The mercies across the room were rising from their two tables, pulling on heavy coats and murmuring among themselves in guttural voices.

“Move fast, people,” Ryan directed, taking the lantern from their table and placing it on the fireplace mantel.

Quickly, the companions stepped free from the confining bench-and-table combo, moving to other tables for protection. Turning away from the cheery fire, Ryan watched the departing men head for the front door and loudly said, “So you’re going to ambush us in the alleyway, are you?”

Already past at the plywood, Phillipe jerked his head back into view with a shocked expression.

“Shit-fire, boss, they know!” said one of his crew, dropping his bedroll.

“Ace them!” cried another, drawing a brace of wheelguns from underneath his long coat. One blaster misfired, only spraying burning sparks, but the other boomed, and something slammed into the poster on the wall behind them.

Mildred flipped over the new table, and the companions ducked for cover as the first fusillade of rounds hit everything near them. The solid redwood table bucked and jumped from the impacts, but no holes appeared in the thick planks.

The barrage stopped for a tick, and J.B. fired the Uzi in a long burst. A line of holes crawled across the plywood barrier, splinters exploding from the furious assault of the 9 mm rounds. One man grabbed his face and spun away, spraying blood. Another dropped to his knee and clutched a wounded leg, but still fired his weapon.

“Corner!” Phillipe shouted, and the mercies retreated quickly.

Their leader grabbed the lantern and the others flipped over the old table and used it as a shield as the mercies backed into the corner where nobody could get behind them.

“Mine!” Jak shouted from the bar. The teenager leaned over the counter, holding his huge Colt Python in both hands. The powerful .357 pistol spoke three times, the big-bore wheelgun punching holes straight through the replacement pine boards in the repaired table.

A screaming man stumbled into view clutching the ruin of his belly, his hands full of writhing intestines. Krysty took careful aim and shot him in the heart. The noise stopped instantly, and the corpse slumped to the floor in a spreading pool of red fluid.

Sitting on her medical bag to keep pressure off her foot, Mildred sniped at the others with her ZKR target pistol. Dean aimed for the floor, trying to hamstring the mercies, while J.B. and Ryan maintained a steady holding fire. Trapped, Phillipe and his crew could do nothing until the barrage of lead eased enough for them to chance fighting back.

Switching the selector pin on his two-barrel LeMat, Doc triggered the monstrous handcannon, its black-powder roar deafening in the confines of the spacious room. A foot-long tongue of flame reached out from the pitted muzzle, and a fist-sized hole appeared in another pine board. A gasping mercie stumbled into view, moving backward, and went out the window in a crash of glass. Instantly, a bitterly cold wind blew into the bar as a woman began to scream outside.
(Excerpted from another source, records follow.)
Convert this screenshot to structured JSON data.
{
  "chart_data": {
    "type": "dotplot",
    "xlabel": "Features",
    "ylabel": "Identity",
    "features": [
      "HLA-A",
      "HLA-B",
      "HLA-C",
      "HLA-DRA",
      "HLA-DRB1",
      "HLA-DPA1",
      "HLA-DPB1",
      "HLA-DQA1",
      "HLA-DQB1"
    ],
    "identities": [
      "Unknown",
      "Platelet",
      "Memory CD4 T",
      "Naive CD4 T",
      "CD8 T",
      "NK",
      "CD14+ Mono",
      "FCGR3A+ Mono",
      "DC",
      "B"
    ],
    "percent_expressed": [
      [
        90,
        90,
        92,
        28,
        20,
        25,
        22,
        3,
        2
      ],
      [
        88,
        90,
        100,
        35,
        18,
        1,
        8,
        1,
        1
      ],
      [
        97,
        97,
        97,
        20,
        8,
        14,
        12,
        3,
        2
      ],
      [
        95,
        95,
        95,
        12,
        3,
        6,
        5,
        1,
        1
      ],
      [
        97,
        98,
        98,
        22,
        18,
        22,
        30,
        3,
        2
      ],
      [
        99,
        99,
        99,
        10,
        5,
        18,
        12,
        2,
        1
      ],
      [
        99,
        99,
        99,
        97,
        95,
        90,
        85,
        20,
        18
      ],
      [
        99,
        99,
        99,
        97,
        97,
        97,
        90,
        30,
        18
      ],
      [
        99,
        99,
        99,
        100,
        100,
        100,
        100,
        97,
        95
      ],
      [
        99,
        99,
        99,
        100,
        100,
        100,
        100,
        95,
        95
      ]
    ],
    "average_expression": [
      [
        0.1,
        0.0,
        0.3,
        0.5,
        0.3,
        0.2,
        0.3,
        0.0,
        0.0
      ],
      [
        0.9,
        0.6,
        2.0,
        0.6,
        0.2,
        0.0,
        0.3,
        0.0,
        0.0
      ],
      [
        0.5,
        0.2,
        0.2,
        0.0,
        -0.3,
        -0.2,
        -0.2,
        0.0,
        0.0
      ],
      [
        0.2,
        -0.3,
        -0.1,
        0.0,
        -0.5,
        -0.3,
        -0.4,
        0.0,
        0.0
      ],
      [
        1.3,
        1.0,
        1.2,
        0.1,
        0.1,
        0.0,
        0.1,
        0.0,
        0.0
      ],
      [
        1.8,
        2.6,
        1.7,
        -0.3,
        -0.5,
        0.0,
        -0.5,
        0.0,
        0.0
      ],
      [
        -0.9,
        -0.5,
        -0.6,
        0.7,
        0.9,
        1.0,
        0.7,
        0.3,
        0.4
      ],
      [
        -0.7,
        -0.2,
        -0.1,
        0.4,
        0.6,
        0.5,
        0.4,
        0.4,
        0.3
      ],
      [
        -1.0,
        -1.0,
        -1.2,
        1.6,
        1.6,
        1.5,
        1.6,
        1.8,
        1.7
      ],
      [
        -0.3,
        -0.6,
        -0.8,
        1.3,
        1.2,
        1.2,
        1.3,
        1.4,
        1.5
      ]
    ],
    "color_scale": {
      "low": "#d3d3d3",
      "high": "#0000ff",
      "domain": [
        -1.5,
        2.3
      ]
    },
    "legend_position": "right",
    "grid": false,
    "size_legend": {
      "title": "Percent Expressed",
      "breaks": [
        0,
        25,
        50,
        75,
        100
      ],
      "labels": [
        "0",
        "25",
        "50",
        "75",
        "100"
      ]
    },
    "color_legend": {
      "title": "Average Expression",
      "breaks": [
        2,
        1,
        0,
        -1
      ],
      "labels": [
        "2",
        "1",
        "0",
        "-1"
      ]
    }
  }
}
With one of his dead crew propped in front as cover, Phillipe was firing a MAC-10 machine pistol through the narrow slot between the table and the attached bench. But the blaster constantly stopped, and he kept working the bolt to clear a jammed round from the ejector port. Oddly, he seemed to be aiming for the fireplace mantel.
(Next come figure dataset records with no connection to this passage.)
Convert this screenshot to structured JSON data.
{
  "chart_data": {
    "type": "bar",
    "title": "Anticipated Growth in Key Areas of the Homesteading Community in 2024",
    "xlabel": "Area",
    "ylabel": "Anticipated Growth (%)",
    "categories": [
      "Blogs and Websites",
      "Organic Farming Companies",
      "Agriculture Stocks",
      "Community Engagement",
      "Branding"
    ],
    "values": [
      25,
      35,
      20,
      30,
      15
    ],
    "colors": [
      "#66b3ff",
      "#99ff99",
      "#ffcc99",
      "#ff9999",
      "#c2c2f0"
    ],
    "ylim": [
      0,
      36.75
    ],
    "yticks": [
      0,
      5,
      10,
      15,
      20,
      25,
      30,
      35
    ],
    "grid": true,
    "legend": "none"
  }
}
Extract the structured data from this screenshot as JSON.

Slamming a fresh rotary clip into the Steyr, Ryan realized the man was going for the lantern, trying to start a fire and force them into view.
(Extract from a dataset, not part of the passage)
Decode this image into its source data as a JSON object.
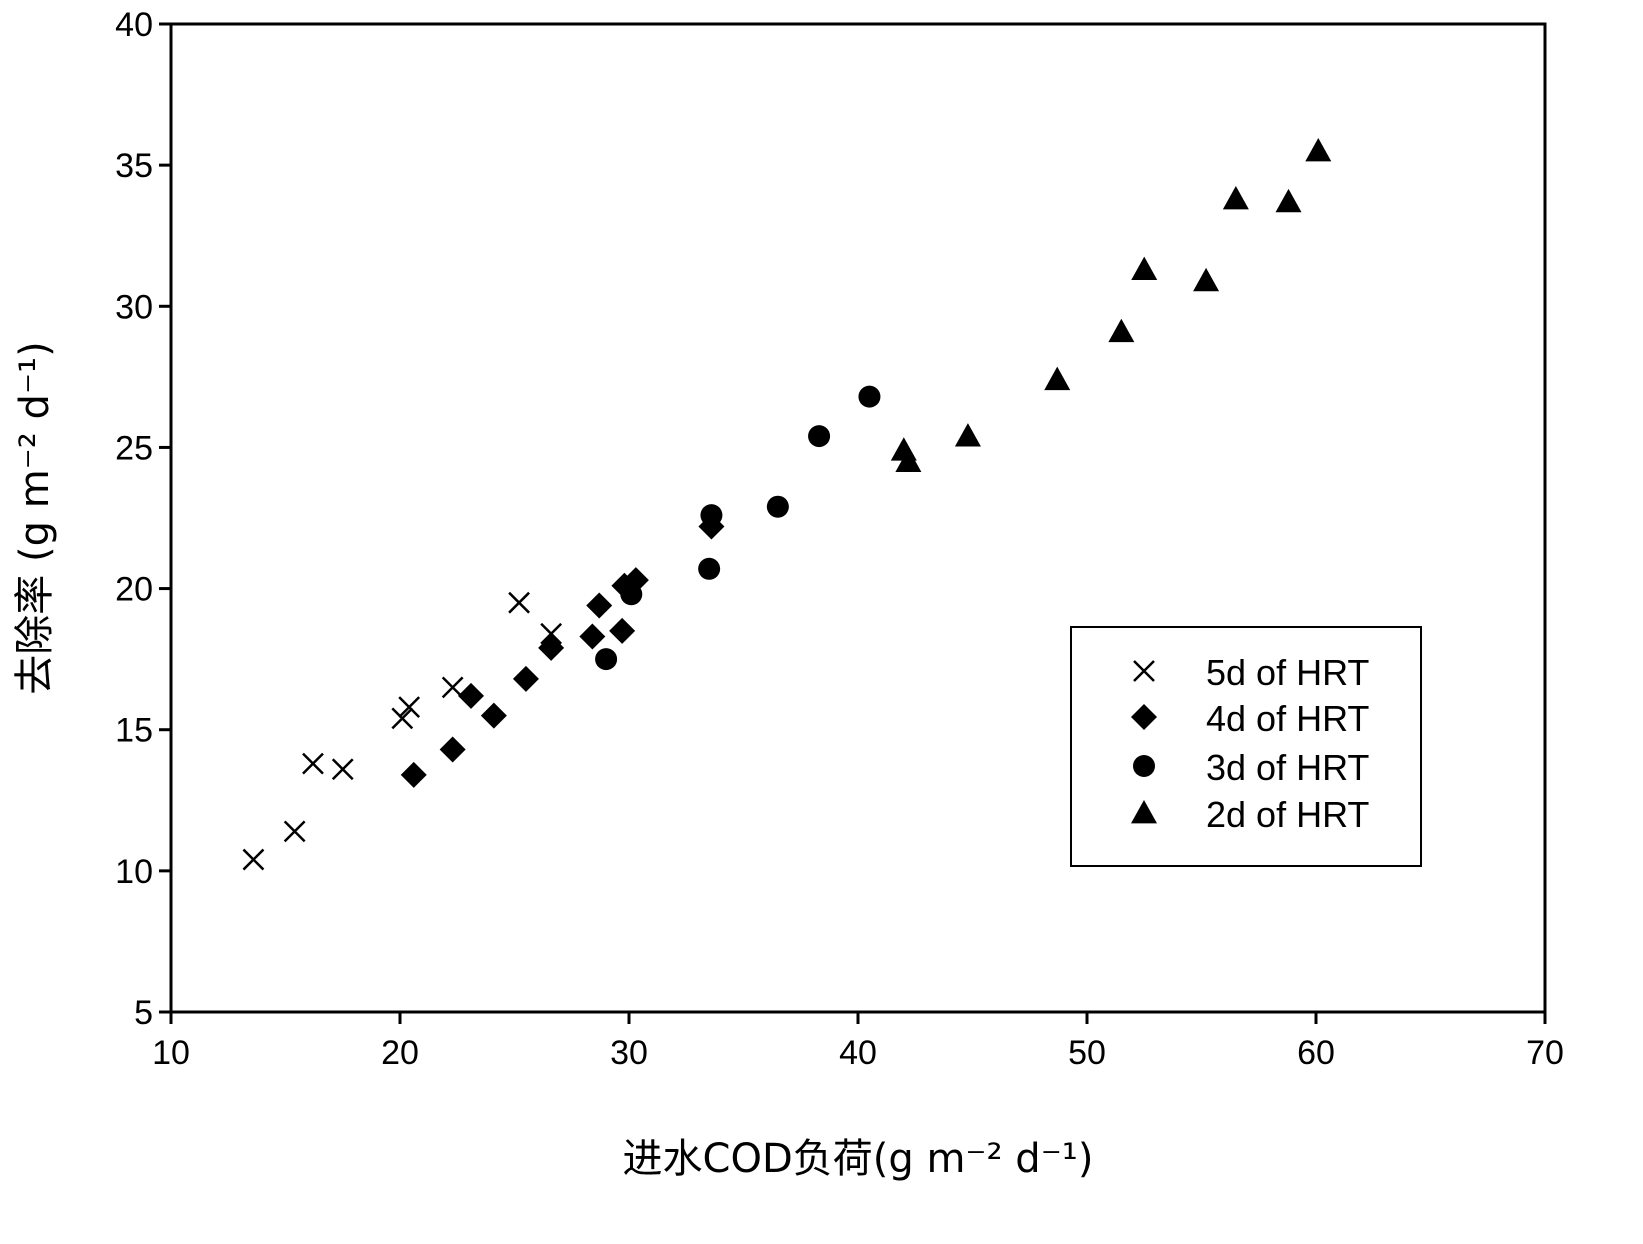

“Cover me,” he shouted, and the companions began wildly shooting as fast as possible, forcing the others into hiding for a moment. Moving fast, Ryan stood and swept the lantern into the fireplace in a single movement. The glass basin shattered as it hit the burning logs, and the oil ignited into a raging fireball that swelled out into the room for a single heartbeat, then the flames died down to normal.